Chiang Chih-Yao, Lin Shen-Che, Hsu Jung-Cheng, Chen Jer-Shen, Huang Jih-Hsin, Chiu Kuan-Ming
Department of Cardiovascular Surgery, Cardiovascular Center, Far Eastern Memorial Hospital, New Taipei City 220216, Taiwan.
Division of Cardiovascular Surgery, Department of Surgery, School of Medicine, National Defense Medical Center, Taipei 114201, Taiwan.
J Clin Med. 2024 Jun 27;13(13):3777. doi: 10.3390/jcm13133777.
: In aortic stenosis, the left ventricle exerts additional force to pump blood through the narrowed aortic valve into the downstream arterial vasculature. Adaptive hypertrophy helps to maintain wall stress homeostasis but at the expense of impaired compliance. Advanced ventricular deformation impacts the extent of functional recovery benefits achieved through transcatheter aortic valve implantation. : Subgroups were stratified based on output, with low-flow severe aortic stenosis defined as stroke volume index <35 mL· m.

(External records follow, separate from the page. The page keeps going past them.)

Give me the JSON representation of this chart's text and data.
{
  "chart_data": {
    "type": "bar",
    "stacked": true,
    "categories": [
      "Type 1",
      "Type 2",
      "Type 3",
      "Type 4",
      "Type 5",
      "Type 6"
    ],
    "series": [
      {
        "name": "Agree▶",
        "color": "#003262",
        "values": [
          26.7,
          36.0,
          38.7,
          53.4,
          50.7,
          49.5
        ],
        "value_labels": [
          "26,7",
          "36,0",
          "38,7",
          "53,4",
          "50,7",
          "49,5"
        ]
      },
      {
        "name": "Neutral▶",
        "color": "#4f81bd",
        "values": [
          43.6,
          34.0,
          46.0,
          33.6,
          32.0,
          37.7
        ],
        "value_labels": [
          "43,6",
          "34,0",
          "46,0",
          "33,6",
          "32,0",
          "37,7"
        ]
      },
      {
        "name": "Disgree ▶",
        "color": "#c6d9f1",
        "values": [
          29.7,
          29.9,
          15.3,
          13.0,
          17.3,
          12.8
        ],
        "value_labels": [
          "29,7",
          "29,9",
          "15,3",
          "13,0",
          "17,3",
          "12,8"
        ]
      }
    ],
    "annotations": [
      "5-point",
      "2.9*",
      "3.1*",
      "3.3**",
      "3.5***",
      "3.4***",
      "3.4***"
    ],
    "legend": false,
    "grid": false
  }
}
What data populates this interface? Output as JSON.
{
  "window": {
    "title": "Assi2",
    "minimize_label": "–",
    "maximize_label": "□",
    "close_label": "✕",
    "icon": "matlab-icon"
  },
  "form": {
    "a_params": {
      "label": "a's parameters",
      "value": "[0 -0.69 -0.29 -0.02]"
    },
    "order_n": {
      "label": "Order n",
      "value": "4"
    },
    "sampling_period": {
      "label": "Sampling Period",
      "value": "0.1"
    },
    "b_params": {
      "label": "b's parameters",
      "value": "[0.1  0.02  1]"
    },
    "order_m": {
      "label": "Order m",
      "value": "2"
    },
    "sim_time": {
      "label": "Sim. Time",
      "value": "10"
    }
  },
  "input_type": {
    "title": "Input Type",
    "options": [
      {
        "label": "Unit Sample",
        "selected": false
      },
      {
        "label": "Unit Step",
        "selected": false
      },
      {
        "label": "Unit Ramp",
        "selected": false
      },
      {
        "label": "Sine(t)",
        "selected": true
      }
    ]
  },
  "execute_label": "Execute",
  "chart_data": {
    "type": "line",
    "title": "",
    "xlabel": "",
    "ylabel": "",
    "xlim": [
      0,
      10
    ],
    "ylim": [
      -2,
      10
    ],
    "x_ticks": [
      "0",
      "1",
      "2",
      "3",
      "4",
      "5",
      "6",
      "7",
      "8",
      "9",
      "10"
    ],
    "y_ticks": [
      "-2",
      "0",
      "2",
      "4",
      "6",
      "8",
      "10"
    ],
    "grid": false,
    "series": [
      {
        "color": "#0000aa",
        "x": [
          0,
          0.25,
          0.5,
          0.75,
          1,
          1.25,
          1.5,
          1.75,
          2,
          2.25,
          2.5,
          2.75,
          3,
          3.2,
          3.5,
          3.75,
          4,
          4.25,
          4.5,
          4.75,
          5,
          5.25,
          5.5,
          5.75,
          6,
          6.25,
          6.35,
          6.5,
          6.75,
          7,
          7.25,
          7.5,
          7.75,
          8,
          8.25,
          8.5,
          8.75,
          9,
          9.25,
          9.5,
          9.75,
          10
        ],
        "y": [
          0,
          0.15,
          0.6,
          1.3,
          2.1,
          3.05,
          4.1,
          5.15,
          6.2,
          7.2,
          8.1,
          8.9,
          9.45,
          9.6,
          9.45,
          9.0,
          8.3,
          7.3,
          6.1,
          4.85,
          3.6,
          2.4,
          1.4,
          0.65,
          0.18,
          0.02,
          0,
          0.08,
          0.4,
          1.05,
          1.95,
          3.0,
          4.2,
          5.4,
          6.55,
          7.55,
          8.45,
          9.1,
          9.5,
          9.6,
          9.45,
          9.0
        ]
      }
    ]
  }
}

Before intervention, the low-flow subgroup exhibited worse effective orifice area index and arterial and global impedance, along with thinner wall thickness and larger chamber volume marginally. LV performance, including stroke volume index, ventricular elastance, and ventricular-arterial coupling, were notably inferior, consistent with worse adverse remodeling. Although the effective orifice area index was similarly augmented after TAVI, inferior recovery benefits were noted. Persistently higher wall stress and energy consumption were observed, along with poorer ventricular-arterial coupling. These changes in wall stress showed an inverse relationship with alterations in wall thickness and were proportional to changes in dimension and volume. Additionally, they were proportional to changes in left ventricular end-systolic pressure, pressure-volume area, and ventricular-arterial coupling but inversely related to ventricular end-systolic elastance. : The study revealed that aortic valve enlargement through transcatheter aortic valve implantation reduces left ventricular wall stress in severe aortic stenosis. The reduced recovery benefits in the low-flow subgroup were evident. Wall stress could serve as a marker of mechanical benefit after the intervention.
在主动脉瓣狭窄中,左心室需施加额外的力将血液泵过狭窄的主动脉瓣进入下游动脉血管系统。适应性肥厚有助于维持壁应力稳态,但代价是顺应性受损。晚期心室变形会影响经导管主动脉瓣植入术所带来的功能恢复益处的程度。
根据心输出量对亚组进行分层,低流量严重主动脉瓣狭窄定义为每搏量指数<35 mL·m²。干预前,低流量亚组的有效瓣口面积指数、动脉和整体阻抗较差,同时壁厚度略薄,腔室容积略大。左心室功能,包括每搏量指数、心室弹性和心室-动脉耦合,明显较差,这与更严重的不良重塑一致。尽管经导管主动脉瓣植入术后有效瓣口面积指数同样增加,但恢复益处较差。观察到壁应力持续较高,能量消耗增加,心室-动脉耦合较差。这些壁应力变化与壁厚度变化呈负相关,与尺寸和容积变化成正比。此外,它们与左心室收缩末期压力、压力-容积面积和心室-动脉耦合的变化成正比,但与心室收缩末期弹性呈负相关。
该研究表明,经导管主动脉瓣植入术使主动脉瓣扩大可降低严重主动脉瓣狭窄患者的左心室壁应力。低流量亚组恢复益处较差是明显的。壁应力可作为干预后机械益处的一个指标。